Darwin sees a natural tribalism in human morality. We are inclined to be more cooperative with those close to us--relatives, friends, and fellow citizens--than to those far away. Human beings are naturally inclined to cooperate within groups so as to compete successfully with other groups. Darwin thinks a universal sympathy for humanity is possible, but only as an extension of social emotions cultivated first in small groups. He assumes that as we expand our social sympathies to embrace all of humanity, these sympathies become weaker as we move farther away from our inner circle of family, friends, and fellow citizens. And yet this extension of sympathy to embrace all of humanity is strong enough to support the Golden Rule as the foundation of morality. Still, the tribalism of morality can never be eliminated. Charity starts at home. And in war, we properly celebrate the virtuous courage of soldiers in killing the enemy.

Although Evans does not draw out the full implications of his view of universal love as a divine command, he suggests that this requires absolutely disinterested love for all human beings equally, which would require absolute pacifism (see pp. 319, 328 in his book). To favor our friends, relatives, and fellow citizens over strangers would violate this universal love commandment. To use violence against evil individuals would violate it. And to fight in war would certainly violate it. Such universal love might even require the abolition of private property and family life. Some kind of pacifist socialism would seem to be required. It is hard to see that many human beings could embrace this as morally acceptable.

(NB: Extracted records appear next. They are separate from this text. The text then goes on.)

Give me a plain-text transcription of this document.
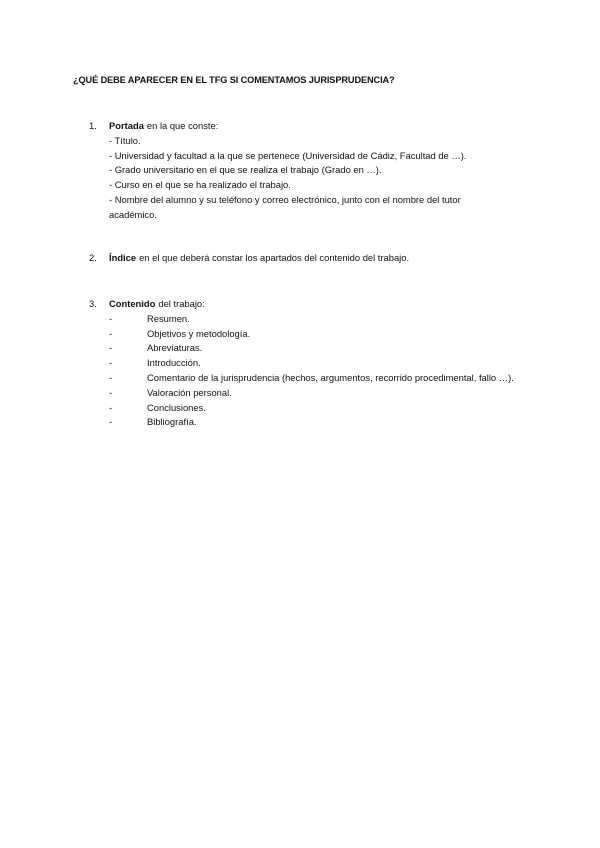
¿QUÉ DEBE APARECER EN EL TFG SI COMENTAMOS JURISPRUDENCIA?
1.	Portada en la que conste:
- Título.
- Universidad y facultad a la que se pertenece (Universidad de Cádiz, Facultad de …).
- Grado universitario en el que se realiza el trabajo (Grado en …).
- Curso en el que se ha realizado el trabajo.
- Nombre del alumno y su teléfono y correo electrónico, junto con el nombre del tutor académico.
2.	Índice en el que deberá constar los apartados del contenido del trabajo.
3.	Contenido del trabajo:
-	Resumen.
-	Objetivos y metodología.
-	Abreviaturas.
-	Introducción.
-	Comentario de la jurisprudencia (hechos, argumentos, recorrido procedimental, fallo …).
-	Valoración personal.
-	Conclusiones.
-	Bibliografía.
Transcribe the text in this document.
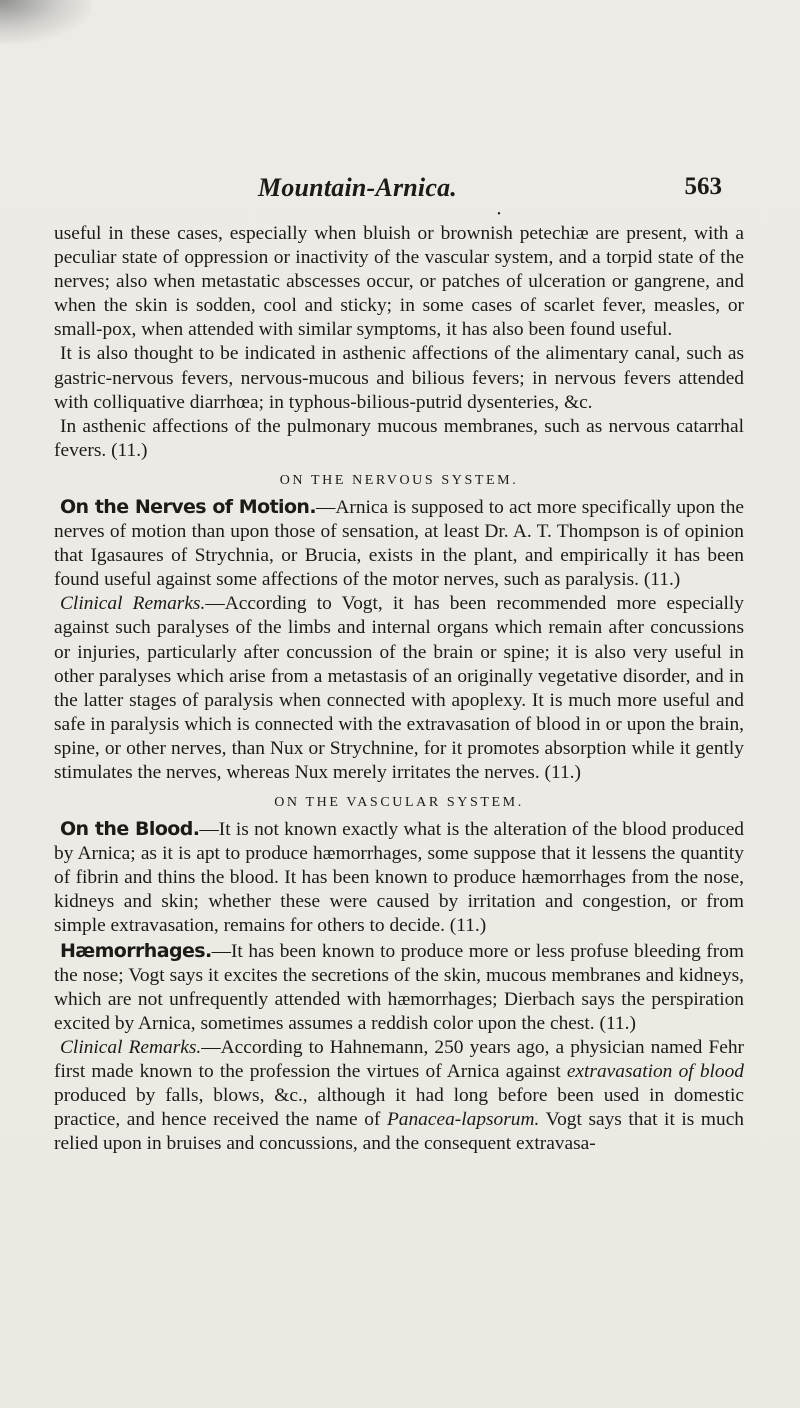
Mountain-Arnica.	563
•

useful in these cases, especially when bluish or brownish petechiæ are present, with a peculiar state of oppression or inactivity of the vascular system, and a torpid state of the nerves; also when metastatic abscesses occur, or patches of ulceration or gangrene, and when the skin is sodden, cool and sticky; in some cases of scarlet fever, measles, or small-pox, when attended with similar symptoms, it has also been found useful.

It is also thought to be indicated in asthenic affections of the alimentary canal, such as gastric-nervous fevers, nervous-mucous and bilious fevers; in nervous fevers attended with colliquative diarrhœa; in typhous-bilious-putrid dysenteries, &c.

In asthenic affections of the pulmonary mucous membranes, such as nervous catarrhal fevers. (11.)

ON THE NERVOUS SYSTEM.

On the Nerves of Motion.—Arnica is supposed to act more specifically upon the nerves of motion than upon those of sensation, at least Dr. A. T. Thompson is of opinion that Igasaures of Strychnia, or Brucia, exists in the plant, and empirically it has been found useful against some affections of the motor nerves, such as paralysis. (11.)

Clinical Remarks.—According to Vogt, it has been recommended more especially against such paralyses of the limbs and internal organs which remain after concussions or injuries, particularly after concussion of the brain or spine; it is also very useful in other paralyses which arise from a metastasis of an originally vegetative disorder, and in the latter stages of paralysis when connected with apoplexy. It is much more useful and safe in paralysis which is connected with the extravasation of blood in or upon the brain, spine, or other nerves, than Nux or Strychnine, for it promotes absorption while it gently stimulates the nerves, whereas Nux merely irritates the nerves. (11.)

ON THE VASCULAR SYSTEM.

On the Blood.—It is not known exactly what is the alteration of the blood produced by Arnica; as it is apt to produce hæmorrhages, some suppose that it lessens the quantity of fibrin and thins the blood. It has been known to produce hæmorrhages from the nose, kidneys and skin; whether these were caused by irritation and congestion, or from simple extravasation, remains for others to decide. (11.)

Hæmorrhages.—It has been known to produce more or less profuse bleeding from the nose; Vogt says it excites the secretions of the skin, mucous membranes and kidneys, which are not unfrequently attended with hæmorrhages; Dierbach says the perspiration excited by Arnica, sometimes assumes a reddish color upon the chest. (11.)

Clinical Remarks.—According to Hahnemann, 250 years ago, a physician named Fehr first made known to the profession the virtues of Arnica against extravasation of blood produced by falls, blows, &c., although it had long before been used in domestic practice, and hence received the name of Panacea-lapsorum. Vogt says that it is much relied upon in bruises and concussions, and the consequent extravasa-
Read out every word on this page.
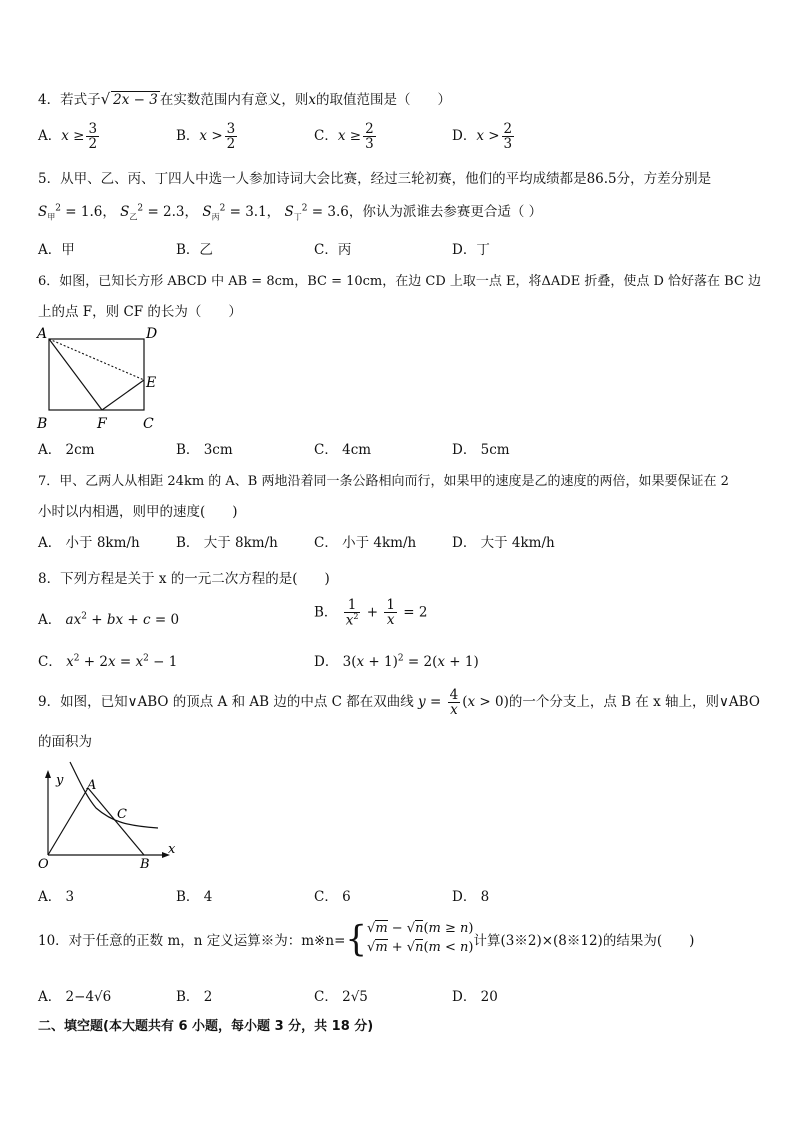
4．若式子√ 2x − 3 在实数范围内有意义，则x的取值范围是（　　）
A．$x \ge \frac{3}{2}$	B．$x > \frac{3}{2}$	C．$x \ge \frac{2}{3}$	D．$x > \frac{2}{3}$
5．从甲、乙、丙、丁四人中选一人参加诗词大会比赛，经过三轮初赛，他们的平均成绩都是86.5分，方差分别是
$S_甲^2 = 1.6$， $S_乙^2 = 2.3$， $S_丙^2 = 3.1$， $S_丁^2 = 3.6$，你认为派谁去参赛更合适（ ）
A．甲	B．乙	C．丙	D．丁
6．如图，已知长方形 ABCD 中 AB = 8cm，BC = 10cm，在边 CD 上取一点 E，将ΔADE 折叠，使点 D 恰好落在 BC 边
上的点 F，则 CF 的长为（　　）
A	D
E
B	F	C
A． 2cm	B． 3cm	C． 4cm	D． 5cm
7．甲、乙两人从相距 24km 的 A、B 两地沿着同一条公路相向而行，如果甲的速度是乙的速度的两倍，如果要保证在 2
小时以内相遇，则甲的速度(　　)
A． 小于 8km/h	B． 大于 8km/h	C． 小于 4km/h	D． 大于 4km/h
8．下列方程是关于 x 的一元二次方程的是(　　)
A． $ax^2$ + bx + c = 0	B． $\frac{1}{x^2} + \frac{1}{x} = 2$
C． $x^2 + 2x = x^2 - 1$	D． $3(x + 1)^2 = 2(x + 1)$
9．如图，已知∨ABO 的顶点 A 和 AB 边的中点 C 都在双曲线 $y = \frac{4}{x} (x > 0)$的一个分支上，点 B 在 x 轴上，则∨ABO
的面积为
y
x
O
A
C
B
A． 3	B． 4	C． 6	D． 8
10．对于任意的正数 m，n 定义运算※为：m※n={√m − √n(m ≥ n)
√m + √n(m < n)计算(3※2)×(8※12)的结果为(　　)
A． 2−4√6	B． 2	C． 2√5	D． 20
二、填空题(本大题共有 6 小题，每小题 3 分，共 18 分)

Evans finds Gods commands in the Bible. But it is not clear that the Bible provides the clear moral teaching of universal love that Evans wants. God commanded Abraham to kill his son Isaac. Evans says that while God might have commanded human sacrifice in the past, we know that God cannot command that "today." He seems to assume that the love command of Jesus in the New Testament overrides the bloody commands of the God of the Old Testament. (The brutal commands of the Old Testament God include orders to slaughter innocent women and children as part of God's conquest of Canaan.) But even the New Testament concludes with the bloodiest book of the Bible--the Bible of Revelation with its vision of the apocalyptic battle of the saints against Satan at the end of history.

Evans criticizes my Darwinian arguments for the abolition of slavery and insists that the immorality of slavery arises only from its violating God's love command. But Evans says nothing about the fact that all the passages in the Bible on slavery endorse it, and thus the antebellum Christians in the American South were justified in believing that slavery was biblically sanctioned. (The recent book by Mark Noll on the theological debates surrounding the civil war tells this story well.)

As I have argued previously on this blog, the Bible lacks the authority, clarity, and reliability necessary for being a source of moral guidance. If the Bible reinforces morality, it is only because we pass it through our natural moral sense. We know that the biblical account of God ordering Abraham to kill his son must be somehow mistaken, because we know by natural moral experience that this is wrong. We know that the Bible's endorsement of slavery is mistaken, because, again, our natural moral sense condemns it. If we elevate the Golden Rule over other teachings in the Bible, its because we have arrived at the rule through natural experience. That experience also teaches us, however, that disinterested, universal love cannot be absolutely observed because we must favor family, friends, and fellow citizens over strangers. The Christian tradition of "just war" reasoning shows how our natural moral sense corrects the dangerous utopianism of a universal love ethic.